4. See what kind of work AI does
What: Check sessions carry a Category, the kind of work such as Feature, Bug Fix or Investigation / Spike, and that the Dashboard splits spend by it. Who: Engineering or operations lead. Where: Insights → Agent insights → Agent sessions, then Dashboard. Done when: Spend by task on the Dashboard is filled in.
You can't change a session's category. Where a session's cost counts is decided by its project.
5. Add the agents you run
What: Add each AI agent that does work on its own, give it an owner, and put it on the projects it works on. Who: Engineering or operations lead. Where: Resourcing → Agents & copilots → Agents, then on each project Resourcing plan → Agents. See Agents. Done when: Every agent you run is listed with an Owner, and shows on the projects it works on.

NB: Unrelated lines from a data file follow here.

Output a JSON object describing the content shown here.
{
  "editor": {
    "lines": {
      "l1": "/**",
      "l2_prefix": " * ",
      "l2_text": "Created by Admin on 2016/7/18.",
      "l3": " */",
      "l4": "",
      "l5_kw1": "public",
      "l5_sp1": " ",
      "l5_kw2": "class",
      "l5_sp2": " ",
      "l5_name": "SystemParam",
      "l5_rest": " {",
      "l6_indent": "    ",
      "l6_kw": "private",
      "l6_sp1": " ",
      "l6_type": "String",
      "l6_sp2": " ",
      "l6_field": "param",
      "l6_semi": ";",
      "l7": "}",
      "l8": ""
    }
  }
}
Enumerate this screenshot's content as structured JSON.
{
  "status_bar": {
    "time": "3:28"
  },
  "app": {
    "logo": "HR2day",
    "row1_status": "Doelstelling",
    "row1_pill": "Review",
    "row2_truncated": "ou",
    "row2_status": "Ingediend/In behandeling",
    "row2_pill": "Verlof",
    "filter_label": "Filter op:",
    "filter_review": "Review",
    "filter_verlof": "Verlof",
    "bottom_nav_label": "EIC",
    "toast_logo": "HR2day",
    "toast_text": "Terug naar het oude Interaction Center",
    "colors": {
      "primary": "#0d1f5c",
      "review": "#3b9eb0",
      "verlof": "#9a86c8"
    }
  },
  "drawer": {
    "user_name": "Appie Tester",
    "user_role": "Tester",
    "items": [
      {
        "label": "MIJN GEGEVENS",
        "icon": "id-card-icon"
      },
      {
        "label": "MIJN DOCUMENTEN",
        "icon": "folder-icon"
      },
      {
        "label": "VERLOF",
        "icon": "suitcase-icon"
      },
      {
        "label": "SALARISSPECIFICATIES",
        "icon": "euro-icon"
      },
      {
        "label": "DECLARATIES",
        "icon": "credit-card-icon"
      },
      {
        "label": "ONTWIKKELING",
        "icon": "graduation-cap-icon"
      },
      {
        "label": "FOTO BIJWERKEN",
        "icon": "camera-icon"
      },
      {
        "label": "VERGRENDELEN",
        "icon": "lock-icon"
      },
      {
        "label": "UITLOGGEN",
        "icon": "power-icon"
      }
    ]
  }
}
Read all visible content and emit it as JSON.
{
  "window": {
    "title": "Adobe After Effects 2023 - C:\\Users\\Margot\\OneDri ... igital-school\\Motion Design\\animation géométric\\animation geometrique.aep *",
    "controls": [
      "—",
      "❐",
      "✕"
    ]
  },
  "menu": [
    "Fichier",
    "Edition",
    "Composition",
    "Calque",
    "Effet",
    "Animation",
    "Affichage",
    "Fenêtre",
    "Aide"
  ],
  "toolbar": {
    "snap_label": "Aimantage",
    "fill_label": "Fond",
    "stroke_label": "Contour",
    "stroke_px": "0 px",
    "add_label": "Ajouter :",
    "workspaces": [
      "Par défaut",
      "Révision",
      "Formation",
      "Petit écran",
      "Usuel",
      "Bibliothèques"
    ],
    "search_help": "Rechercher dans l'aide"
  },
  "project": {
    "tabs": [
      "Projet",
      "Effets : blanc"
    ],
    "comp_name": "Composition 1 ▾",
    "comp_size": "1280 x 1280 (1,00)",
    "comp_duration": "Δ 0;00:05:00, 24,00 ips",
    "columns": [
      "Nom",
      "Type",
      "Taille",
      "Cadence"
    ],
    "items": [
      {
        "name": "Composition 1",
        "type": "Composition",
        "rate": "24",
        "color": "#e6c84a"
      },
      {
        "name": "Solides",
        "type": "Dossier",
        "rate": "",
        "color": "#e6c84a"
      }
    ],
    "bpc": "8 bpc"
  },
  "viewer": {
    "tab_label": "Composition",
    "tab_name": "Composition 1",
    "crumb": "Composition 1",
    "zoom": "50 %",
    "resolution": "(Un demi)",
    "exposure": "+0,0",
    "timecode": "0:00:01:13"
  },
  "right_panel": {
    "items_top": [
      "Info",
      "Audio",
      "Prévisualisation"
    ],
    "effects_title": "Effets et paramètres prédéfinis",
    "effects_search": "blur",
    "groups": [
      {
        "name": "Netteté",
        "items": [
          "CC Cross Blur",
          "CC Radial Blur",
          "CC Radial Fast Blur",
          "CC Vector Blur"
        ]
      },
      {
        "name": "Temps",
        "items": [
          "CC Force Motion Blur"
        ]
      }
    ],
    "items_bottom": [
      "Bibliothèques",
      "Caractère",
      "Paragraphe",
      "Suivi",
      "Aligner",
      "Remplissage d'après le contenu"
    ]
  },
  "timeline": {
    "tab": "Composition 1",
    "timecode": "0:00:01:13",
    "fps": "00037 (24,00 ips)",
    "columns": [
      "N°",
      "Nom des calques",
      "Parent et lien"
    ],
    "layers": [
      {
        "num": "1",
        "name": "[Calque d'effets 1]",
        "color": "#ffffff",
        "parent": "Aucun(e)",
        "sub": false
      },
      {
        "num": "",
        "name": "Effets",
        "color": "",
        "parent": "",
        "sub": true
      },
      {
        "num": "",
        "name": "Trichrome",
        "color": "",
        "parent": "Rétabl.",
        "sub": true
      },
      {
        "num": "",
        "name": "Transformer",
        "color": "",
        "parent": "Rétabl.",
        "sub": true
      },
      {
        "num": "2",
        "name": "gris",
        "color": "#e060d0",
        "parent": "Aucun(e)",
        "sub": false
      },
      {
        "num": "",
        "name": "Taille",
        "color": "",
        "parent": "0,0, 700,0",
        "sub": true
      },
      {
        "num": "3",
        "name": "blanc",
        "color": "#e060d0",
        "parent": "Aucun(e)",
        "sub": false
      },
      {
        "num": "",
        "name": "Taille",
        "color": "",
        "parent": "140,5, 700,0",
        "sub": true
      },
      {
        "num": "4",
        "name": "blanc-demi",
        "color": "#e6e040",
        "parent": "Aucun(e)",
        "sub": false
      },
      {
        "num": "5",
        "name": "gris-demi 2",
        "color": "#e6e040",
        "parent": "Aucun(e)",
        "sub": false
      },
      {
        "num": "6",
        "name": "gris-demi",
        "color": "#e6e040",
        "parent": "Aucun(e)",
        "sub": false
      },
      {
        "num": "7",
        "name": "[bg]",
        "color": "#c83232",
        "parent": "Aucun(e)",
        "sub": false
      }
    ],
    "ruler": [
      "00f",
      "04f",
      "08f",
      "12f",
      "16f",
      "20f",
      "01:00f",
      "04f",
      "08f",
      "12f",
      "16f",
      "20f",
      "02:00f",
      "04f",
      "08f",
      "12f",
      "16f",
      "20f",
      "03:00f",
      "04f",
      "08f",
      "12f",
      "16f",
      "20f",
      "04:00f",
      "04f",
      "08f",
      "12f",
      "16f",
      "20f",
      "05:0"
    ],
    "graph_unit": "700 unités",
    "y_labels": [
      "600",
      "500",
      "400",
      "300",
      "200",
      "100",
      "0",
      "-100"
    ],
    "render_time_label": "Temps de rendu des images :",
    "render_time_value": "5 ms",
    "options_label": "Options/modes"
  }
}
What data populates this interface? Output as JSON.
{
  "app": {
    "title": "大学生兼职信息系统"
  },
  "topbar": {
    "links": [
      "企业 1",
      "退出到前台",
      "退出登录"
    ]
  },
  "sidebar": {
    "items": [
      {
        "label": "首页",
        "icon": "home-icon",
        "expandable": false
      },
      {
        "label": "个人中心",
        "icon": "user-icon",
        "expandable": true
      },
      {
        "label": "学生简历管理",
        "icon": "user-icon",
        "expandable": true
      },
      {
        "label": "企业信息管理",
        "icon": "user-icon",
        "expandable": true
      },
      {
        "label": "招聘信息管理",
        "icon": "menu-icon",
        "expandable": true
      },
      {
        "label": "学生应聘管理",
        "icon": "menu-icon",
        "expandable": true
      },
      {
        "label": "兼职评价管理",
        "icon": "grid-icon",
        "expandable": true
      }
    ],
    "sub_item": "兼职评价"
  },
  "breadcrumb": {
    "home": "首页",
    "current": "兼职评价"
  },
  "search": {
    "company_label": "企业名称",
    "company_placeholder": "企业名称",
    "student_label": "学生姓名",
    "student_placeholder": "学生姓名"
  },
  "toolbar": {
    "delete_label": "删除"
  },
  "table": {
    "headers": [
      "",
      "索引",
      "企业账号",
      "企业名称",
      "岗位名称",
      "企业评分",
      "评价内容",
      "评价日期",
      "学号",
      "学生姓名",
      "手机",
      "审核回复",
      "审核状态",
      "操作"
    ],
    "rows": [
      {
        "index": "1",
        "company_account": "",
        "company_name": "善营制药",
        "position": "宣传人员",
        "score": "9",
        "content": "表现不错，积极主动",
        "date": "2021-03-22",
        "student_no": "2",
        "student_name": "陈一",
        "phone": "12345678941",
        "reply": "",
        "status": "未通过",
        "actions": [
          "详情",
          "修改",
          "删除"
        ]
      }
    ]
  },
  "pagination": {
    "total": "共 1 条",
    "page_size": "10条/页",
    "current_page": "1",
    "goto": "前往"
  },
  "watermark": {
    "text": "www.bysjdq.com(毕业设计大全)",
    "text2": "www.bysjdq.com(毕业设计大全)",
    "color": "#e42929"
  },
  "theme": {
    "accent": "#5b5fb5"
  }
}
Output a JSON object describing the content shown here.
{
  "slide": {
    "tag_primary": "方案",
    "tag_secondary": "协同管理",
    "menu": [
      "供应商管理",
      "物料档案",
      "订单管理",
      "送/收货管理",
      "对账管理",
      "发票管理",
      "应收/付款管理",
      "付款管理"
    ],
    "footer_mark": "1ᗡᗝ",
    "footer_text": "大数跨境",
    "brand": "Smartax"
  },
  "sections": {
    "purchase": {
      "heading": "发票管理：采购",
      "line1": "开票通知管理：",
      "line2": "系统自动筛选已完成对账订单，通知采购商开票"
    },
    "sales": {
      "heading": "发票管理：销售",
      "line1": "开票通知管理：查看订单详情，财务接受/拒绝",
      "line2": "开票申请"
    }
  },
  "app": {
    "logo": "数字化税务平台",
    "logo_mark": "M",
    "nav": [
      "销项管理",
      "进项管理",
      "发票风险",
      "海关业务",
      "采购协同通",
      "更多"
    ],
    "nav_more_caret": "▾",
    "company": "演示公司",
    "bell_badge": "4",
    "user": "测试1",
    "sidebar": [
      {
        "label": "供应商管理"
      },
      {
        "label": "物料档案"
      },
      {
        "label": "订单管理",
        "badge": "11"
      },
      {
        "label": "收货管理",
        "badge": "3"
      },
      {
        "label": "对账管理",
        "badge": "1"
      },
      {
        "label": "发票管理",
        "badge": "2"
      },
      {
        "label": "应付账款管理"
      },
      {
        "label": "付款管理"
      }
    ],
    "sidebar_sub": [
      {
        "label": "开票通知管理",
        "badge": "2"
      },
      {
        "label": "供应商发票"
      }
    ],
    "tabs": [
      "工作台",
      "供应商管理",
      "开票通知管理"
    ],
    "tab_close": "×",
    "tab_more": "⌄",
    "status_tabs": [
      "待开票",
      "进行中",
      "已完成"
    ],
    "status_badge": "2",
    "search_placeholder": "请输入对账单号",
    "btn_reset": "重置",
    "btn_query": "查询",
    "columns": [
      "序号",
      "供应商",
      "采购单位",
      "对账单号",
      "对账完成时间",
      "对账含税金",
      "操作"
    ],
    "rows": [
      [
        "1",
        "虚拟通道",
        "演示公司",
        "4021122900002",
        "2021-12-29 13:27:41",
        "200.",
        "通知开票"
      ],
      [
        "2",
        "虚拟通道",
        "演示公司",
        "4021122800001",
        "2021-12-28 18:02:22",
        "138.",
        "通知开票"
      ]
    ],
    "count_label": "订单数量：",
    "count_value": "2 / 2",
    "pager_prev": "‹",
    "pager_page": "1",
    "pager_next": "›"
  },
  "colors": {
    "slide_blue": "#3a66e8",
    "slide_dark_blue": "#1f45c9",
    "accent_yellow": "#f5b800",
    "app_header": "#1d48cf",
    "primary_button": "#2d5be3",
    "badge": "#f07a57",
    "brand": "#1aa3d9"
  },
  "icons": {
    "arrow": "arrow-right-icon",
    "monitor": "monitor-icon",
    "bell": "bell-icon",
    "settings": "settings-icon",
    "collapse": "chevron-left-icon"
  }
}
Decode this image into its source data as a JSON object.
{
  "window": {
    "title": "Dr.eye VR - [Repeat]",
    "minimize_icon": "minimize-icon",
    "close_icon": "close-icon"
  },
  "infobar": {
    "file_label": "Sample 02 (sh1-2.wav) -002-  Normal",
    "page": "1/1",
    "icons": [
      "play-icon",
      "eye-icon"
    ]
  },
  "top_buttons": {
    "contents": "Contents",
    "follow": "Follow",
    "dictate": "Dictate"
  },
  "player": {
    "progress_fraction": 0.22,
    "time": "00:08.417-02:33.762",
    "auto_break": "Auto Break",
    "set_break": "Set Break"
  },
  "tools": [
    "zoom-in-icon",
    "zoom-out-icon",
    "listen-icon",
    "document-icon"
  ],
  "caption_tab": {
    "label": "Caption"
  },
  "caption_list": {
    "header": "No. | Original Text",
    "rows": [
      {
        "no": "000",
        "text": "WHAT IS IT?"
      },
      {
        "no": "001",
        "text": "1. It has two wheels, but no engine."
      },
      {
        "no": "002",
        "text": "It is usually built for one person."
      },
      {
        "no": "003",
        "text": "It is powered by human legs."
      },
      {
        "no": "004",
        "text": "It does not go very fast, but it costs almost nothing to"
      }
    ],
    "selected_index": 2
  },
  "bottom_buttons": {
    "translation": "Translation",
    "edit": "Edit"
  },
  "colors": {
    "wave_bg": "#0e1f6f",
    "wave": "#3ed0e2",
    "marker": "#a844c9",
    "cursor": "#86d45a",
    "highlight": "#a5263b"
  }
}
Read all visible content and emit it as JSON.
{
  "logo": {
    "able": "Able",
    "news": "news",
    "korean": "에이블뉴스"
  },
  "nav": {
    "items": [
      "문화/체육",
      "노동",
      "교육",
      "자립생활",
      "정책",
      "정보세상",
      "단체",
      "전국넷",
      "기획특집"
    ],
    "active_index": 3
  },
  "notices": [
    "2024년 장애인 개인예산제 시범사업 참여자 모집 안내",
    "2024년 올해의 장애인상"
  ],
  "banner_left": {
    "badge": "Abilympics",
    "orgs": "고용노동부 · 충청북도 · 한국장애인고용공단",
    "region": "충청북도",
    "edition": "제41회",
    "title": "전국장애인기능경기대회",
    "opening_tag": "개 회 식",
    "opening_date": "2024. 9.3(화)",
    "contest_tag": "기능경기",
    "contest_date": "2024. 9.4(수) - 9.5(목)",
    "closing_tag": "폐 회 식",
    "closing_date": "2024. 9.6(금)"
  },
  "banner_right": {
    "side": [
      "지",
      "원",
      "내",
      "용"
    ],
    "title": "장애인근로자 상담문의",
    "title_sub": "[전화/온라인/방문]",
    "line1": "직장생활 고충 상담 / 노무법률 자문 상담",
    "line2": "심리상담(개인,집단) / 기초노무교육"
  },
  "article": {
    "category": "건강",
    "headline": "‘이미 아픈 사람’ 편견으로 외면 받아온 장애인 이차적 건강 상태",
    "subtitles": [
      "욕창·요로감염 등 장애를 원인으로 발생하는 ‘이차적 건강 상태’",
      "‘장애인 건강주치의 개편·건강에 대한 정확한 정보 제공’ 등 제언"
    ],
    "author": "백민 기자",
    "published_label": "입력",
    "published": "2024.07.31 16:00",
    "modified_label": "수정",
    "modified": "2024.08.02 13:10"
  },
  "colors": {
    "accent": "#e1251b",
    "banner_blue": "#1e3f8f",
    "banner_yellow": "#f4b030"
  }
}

Don't add the AI tools people use, such as Claude Code or Cursor, as agents. Those are copilots, and their cost belongs to the person using them. See The AI cost model.
6. Optional: give your own AI services an account
What: Give each of your own services that calls AI providers, such as a support chatbot, its own AI service account, so its AI use is its own line. Who: Engineering lead. Where: Settings → AI → AI Service Accounts. See AI service accounts. Done when: Each service's account shows a Last seen date rather than Never.
7. Optional: see AI in what your engineers ship
What: Connect GitHub and ask for Flow and AI impact, so you can see how much merged work was AI-assisted, agent-authored or human, and what AI cost per merged pull request. Who: Engineering lead, with a GitHub organisation owner. Where: Connect GitHub, then your Flowstate contact. The full checklist is Measure what delivery returns. Done when: Insights → Engineering insights → AI impact shows your own Delivery mix, rather than sample data.
8. Optional: be told when sensitive data goes to AI
What: Name the people who get a daily alert when high-severity AI signals need review, such as sensitive data sent to AI. Then add alerts for sensitive data and unapproved AI tools. Who: Security lead, with a Flowstate admin. Where: Settings → AI → Agent Policy → Alert recipients, then Insights → Agent insights → Alerts → New alert. See Alerts. Done when: At least one person is listed under Alert recipients, and a Data loss prevention alert is Active with someone under Recipients.
While nobody is listed under Alert recipients, the page says "No one is listed — AI policy alerts are not being sent."
You're set up when
- Sessions from your people appear under Agent sessions, against the right names.
- Most sessions show a project rather than No project.
- Spend by task on the Dashboard is filled in.
- Every agent you run has an owner and sits on its projects.
If something's not right
Most sessions show No project. The projects people work on aren't in Flowstate, or aren't linked to your project tool. See Link synced projects to Flowstate projects.
Sessions only come from engineers. The Cloud Proxy only covers company Macs. Check which teams' Macs are in scope. See Roll out the Cloud Proxy.
AI impact shows agent-written pull requests but no AI-assisted ones. Your engineers' sessions aren't reaching Flowstate, or they aren't linked to pull requests yet. See AI impact.
Someone asks whether their use of Claude Code makes it an agent. It doesn't. A tool a person prompts is a copilot, and its cost is theirs. An agent is a worker you plan in Agents & copilots.